Inmate who spent ten years in jail for a 24-month sentence took his own life in cell

Gary Sheehan was jailed in 2010 for robbery and was recommended to serve 24 months.

A man jailed under a controversial Imprisonment for Public Protection (IPP) sentence ended up taking his own life in jail ten years later.

Gary Sheehan was handed the IPP sentence for robbery and was told he would have to serve at least 24 months but he was never released. He had his sentence increased in 2017 after absconding from an open prison carrying a knife.

After that he was moved to HMP Full Sutton near Pocklington in 2018. A year later he was due to be moved to an open prison following a Parole Board hearing but was sent to Hull Prison instead. He was found dead in his cell in June 2020, aged in his 50s, having taken his own life.

Sheehan was the subject of an IPP sentence which were introduced in April 2005. They were designed to protect the public from serious offenders whose crimes did not merit a life sentence.

Offenders sentenced to an IPP are set a minimum term (tariff) which they must spend in prison. After they have completed their tariff they can apply to the Parole Board for release. If offenders are given parole they will be on supervised licence for at least 10 years. If offenders are refused parole they can only apply again after one year.

But they were widely criticised after leaving offenders of relatively minor crimes rotting in prison for years. They were abolished in 2012 but not retrospectively which means those handed IPPs remain subjected to them.

Sheehan’s death has now been investigated by the Prison Ombudsman Sue McAllister who published her report this week.

In March 2019, staff moved Mr Sheehan to the vulnerable prisoners (VP) wing after he said he was being threatened by other prisoners.

On March 20, 2020, the Parole Board recommended that Sheehan should be moved to a Category D open prison to prepare him for release. On the same day, Mr Sheehan told staff that he felt under threat on the VP wing and he began to self-isolate in his cell.

Although staff found no evidence he was under threat, they agreed that he should be encouraged to take his prescribed medication for anxiety and depression and that a longer term plan to manage his concerns at Full Sutton was needed.

On June 8, Sheehan was moved to Hull Prison and reception staff noted no current concerns about suicide or self-harm and assessed him as suitable to have his prescribed medication in his own possession.
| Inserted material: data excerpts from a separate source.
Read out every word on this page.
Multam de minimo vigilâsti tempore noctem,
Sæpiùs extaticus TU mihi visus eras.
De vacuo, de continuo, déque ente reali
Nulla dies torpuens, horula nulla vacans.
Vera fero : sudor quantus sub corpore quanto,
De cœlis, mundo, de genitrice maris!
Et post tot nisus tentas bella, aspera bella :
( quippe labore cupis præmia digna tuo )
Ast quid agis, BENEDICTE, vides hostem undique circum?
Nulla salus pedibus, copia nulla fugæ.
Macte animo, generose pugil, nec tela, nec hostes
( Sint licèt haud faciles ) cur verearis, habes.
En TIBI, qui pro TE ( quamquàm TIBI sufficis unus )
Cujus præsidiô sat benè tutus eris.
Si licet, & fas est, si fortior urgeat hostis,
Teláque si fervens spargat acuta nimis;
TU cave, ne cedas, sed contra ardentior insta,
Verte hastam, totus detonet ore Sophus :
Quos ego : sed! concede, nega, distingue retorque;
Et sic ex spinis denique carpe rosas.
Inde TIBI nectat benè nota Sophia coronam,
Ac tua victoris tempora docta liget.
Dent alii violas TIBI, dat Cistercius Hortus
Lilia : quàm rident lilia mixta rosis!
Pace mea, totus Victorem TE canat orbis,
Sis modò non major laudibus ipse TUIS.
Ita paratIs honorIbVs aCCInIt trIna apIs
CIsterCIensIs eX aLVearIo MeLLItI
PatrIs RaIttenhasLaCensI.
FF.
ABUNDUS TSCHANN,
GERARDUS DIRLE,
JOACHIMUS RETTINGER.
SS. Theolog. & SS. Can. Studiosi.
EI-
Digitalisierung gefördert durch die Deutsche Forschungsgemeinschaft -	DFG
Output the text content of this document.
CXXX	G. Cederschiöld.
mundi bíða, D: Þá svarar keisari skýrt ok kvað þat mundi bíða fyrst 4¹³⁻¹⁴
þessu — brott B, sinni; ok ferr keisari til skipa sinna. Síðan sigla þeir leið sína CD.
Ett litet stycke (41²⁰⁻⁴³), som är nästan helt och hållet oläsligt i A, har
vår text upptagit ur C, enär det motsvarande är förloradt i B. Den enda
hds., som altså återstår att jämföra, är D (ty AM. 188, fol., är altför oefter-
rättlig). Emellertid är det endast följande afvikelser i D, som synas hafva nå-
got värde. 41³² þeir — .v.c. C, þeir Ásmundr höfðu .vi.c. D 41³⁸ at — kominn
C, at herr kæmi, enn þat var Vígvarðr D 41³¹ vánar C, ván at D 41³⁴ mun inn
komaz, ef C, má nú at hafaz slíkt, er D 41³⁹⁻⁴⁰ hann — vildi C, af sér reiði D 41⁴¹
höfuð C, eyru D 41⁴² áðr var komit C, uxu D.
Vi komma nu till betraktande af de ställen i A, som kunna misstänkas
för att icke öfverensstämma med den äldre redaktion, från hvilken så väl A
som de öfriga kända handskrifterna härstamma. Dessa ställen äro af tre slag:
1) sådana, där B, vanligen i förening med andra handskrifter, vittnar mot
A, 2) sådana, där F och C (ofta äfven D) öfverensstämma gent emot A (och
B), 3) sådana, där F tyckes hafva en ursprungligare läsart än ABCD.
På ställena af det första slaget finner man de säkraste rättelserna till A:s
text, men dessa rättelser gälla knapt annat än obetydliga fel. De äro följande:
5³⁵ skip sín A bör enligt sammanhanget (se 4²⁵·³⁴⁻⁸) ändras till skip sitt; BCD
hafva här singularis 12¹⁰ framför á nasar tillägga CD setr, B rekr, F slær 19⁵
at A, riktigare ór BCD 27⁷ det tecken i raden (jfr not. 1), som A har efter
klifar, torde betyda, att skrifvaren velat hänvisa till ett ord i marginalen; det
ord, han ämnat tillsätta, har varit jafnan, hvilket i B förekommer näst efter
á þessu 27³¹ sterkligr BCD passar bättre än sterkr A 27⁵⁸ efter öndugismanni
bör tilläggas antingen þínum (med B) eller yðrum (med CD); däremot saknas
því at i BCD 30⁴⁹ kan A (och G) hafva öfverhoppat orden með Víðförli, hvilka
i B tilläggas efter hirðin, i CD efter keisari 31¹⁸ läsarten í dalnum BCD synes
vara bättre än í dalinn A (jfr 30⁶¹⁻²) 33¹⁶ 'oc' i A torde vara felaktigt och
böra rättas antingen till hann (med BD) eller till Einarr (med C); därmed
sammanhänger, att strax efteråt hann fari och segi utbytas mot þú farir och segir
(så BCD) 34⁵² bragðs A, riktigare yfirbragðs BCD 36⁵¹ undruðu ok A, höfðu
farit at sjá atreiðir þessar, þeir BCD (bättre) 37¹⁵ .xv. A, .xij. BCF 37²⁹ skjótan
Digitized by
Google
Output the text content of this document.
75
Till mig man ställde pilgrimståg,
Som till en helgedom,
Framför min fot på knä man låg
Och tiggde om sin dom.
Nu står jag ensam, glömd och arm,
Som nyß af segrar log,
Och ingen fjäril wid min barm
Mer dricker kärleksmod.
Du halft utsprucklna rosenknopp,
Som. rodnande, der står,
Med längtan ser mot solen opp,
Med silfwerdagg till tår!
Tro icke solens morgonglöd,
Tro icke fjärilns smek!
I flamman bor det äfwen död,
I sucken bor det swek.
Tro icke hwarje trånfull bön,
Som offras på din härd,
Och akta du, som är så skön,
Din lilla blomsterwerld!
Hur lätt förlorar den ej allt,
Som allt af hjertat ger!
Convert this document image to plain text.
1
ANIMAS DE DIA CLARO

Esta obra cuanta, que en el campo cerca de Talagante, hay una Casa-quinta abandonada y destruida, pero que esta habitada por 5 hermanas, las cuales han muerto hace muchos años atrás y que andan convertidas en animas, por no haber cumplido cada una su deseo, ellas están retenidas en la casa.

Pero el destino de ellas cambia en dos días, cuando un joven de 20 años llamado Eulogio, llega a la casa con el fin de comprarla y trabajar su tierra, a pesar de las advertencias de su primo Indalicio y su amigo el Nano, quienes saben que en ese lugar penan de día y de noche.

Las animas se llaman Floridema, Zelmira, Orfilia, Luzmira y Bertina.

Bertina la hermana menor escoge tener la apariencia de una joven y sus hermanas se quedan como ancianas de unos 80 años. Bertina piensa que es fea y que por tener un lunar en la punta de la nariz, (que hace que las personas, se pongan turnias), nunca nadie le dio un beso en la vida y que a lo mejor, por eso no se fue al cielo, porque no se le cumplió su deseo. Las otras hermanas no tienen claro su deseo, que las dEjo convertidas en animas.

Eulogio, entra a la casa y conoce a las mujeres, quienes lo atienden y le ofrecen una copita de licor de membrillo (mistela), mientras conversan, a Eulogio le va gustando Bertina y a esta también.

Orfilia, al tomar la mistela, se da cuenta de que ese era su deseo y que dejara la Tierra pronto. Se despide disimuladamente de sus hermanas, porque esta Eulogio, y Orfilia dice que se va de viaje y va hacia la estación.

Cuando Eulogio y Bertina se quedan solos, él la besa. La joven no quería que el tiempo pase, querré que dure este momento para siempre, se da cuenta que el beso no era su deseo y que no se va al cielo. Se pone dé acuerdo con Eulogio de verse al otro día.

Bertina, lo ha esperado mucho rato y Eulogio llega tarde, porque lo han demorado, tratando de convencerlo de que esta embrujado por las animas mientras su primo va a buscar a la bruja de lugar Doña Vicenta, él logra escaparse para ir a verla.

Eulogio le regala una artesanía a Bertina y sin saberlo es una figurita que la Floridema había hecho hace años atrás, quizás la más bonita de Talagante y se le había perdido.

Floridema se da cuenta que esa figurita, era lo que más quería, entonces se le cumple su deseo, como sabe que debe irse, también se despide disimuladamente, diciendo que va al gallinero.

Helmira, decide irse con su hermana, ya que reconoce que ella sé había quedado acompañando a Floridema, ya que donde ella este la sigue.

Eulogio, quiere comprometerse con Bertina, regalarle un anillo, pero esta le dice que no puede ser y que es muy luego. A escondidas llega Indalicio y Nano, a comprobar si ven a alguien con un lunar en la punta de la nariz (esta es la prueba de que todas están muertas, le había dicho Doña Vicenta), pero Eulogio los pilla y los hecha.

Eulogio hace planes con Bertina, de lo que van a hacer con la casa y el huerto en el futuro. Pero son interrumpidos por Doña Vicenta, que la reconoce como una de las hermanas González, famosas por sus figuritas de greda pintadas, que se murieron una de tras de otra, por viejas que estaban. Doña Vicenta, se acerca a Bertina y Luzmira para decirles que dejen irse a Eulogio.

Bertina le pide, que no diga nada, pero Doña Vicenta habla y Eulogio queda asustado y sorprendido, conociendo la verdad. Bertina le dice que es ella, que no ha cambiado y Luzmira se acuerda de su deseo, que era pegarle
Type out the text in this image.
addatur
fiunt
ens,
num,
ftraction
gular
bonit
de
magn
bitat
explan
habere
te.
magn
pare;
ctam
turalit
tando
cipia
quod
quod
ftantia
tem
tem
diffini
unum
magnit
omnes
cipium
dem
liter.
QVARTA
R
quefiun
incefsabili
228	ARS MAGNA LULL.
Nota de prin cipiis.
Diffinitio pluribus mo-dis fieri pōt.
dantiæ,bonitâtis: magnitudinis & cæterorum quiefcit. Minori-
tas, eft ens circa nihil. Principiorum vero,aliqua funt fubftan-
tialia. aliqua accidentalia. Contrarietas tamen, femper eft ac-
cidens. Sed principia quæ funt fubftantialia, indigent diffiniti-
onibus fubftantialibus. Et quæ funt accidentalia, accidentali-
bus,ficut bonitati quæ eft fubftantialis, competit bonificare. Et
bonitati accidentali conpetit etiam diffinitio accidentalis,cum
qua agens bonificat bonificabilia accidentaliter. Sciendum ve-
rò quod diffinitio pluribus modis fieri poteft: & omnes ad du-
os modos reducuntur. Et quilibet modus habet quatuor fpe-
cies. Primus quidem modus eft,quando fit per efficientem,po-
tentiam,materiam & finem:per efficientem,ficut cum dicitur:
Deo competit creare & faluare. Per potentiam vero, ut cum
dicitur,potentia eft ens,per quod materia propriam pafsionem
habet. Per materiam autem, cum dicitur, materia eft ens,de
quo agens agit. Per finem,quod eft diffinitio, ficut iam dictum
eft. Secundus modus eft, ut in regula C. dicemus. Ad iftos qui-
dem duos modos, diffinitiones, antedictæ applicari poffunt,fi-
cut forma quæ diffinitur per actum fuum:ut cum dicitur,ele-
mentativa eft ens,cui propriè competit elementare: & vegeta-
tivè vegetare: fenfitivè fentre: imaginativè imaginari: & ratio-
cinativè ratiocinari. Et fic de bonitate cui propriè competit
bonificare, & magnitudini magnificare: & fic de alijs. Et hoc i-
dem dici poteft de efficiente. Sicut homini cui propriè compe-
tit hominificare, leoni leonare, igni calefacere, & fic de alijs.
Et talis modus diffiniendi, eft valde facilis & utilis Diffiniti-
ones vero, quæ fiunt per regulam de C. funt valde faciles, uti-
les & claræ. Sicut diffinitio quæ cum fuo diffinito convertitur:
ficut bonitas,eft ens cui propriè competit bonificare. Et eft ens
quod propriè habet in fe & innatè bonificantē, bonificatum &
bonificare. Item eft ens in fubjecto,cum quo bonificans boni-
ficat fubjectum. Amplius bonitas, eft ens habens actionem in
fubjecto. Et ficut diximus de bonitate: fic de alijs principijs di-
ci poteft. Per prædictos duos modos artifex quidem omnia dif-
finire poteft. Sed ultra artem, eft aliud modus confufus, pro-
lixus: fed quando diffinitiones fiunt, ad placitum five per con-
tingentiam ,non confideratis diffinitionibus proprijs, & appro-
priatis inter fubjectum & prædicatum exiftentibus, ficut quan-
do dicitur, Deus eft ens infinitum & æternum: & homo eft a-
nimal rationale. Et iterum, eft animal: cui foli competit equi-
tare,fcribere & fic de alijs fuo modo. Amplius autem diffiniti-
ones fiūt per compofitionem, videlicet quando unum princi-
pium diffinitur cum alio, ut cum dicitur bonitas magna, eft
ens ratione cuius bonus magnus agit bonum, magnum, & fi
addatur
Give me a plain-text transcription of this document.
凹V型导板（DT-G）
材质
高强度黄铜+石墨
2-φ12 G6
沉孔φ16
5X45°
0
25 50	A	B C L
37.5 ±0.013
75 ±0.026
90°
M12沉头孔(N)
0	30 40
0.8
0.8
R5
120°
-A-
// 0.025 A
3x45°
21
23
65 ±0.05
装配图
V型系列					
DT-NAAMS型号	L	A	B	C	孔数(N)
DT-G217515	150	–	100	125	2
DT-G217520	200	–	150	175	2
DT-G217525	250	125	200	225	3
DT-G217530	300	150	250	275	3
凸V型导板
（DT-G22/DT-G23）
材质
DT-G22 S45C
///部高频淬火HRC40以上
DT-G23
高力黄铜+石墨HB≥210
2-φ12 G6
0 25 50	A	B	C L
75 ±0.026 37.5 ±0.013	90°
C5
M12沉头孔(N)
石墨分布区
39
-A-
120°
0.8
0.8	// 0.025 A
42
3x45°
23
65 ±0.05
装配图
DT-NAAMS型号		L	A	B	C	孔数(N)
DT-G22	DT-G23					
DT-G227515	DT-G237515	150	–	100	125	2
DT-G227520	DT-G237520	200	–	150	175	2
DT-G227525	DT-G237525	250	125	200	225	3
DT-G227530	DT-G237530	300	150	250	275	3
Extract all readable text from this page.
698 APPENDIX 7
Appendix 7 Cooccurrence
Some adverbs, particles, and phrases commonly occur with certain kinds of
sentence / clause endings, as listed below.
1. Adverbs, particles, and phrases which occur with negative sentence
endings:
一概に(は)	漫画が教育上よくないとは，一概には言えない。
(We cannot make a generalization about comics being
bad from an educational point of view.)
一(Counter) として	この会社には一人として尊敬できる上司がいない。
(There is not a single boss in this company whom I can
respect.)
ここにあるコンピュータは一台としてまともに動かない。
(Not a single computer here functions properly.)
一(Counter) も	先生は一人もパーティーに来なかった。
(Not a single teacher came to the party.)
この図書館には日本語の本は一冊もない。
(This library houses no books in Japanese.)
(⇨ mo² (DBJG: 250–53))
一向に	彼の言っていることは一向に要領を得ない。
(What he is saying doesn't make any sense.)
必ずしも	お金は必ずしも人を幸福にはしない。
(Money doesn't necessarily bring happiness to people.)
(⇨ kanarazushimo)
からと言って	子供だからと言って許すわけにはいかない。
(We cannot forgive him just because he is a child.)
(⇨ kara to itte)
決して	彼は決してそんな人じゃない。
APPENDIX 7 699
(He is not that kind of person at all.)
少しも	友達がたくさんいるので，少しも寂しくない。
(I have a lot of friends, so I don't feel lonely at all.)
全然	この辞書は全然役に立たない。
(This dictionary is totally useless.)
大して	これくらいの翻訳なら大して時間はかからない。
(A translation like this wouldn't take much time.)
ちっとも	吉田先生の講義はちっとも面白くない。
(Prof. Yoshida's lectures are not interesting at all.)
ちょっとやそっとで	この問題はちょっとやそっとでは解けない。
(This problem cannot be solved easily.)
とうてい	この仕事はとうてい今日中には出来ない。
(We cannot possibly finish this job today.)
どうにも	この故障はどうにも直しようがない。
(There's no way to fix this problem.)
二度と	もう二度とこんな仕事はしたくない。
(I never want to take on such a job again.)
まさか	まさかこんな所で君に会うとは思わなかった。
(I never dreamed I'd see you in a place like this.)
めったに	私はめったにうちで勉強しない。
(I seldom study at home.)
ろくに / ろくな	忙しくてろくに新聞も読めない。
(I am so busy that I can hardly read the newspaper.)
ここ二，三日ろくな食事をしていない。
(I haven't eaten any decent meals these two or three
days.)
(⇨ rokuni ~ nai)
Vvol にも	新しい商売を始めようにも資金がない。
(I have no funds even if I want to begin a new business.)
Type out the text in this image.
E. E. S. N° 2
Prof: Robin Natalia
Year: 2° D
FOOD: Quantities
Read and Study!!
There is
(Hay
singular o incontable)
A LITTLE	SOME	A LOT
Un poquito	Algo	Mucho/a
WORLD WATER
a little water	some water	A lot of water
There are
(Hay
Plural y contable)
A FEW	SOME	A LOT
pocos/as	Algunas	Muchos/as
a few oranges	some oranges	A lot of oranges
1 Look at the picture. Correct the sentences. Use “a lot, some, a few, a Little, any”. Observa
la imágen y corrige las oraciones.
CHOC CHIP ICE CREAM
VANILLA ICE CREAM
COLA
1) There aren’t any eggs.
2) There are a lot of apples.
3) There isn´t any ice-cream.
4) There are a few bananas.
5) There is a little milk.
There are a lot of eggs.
On June 18, staff moved Sheehan to the VP wing after he said he was under threat from other prisoners. Two days later, he cut his wrists after alleging he remained under threat from other prisoners on the VP wing. Staff started suicide and self-harm procedures (known as ACCT).

On June 21 at around 3.50pm, during an ACCT check, staff found Sheehan hanging in his cell. Staff called a medical emergency code and started CPR. Healthcare staff attended shortly afterwards and continued with CPR. Paramedics arrived and took over resuscitation attempts, but they were unsuccessful and they pronounced Sheehan’s death at 4.45pm.

But Prison Ombudsman Ms McAllister found few areas of concern at either Full Sutton or Hull but did make some recommendations, particularly regarding the healthcare staff.

In the report she said: “We found that, on balance, staff at Full Sutton and Hull investigated Mr Sheehan’s allegations that he was being threatened by other prisoners and supported him as far as they could with the information available to them. We also found that staff at Hull managed the ACCT procedures appropriately.

“We found no evidence that staff at Full Sutton told Mr Sheehan why he was moving to Hull rather than to open conditions as recommended by the Parole Board. However, we consider that the move to Hull was reasonable as a short-term measure and was probably not a significant factor in Mr Sheehan’s death.

“However, we consider that healthcare staff at Full Sutton and Hull did not do enough to monitor and encourage Mr Sheehan’s compliance with his antidepressant medication.”

The Prison Ombudsman recommended that:

• The Governor at Full Sutton should ensure that, where a decision is made not to implement a Parole Board recommendation, this decision is clearly communicated to the prisoner and appropriately recorded.

• The Heads of Healthcare at Full Sutton and Hull should ensure that staff monitor prisoners’ compliance with medication, particularly mental health medication, by those self-isolating.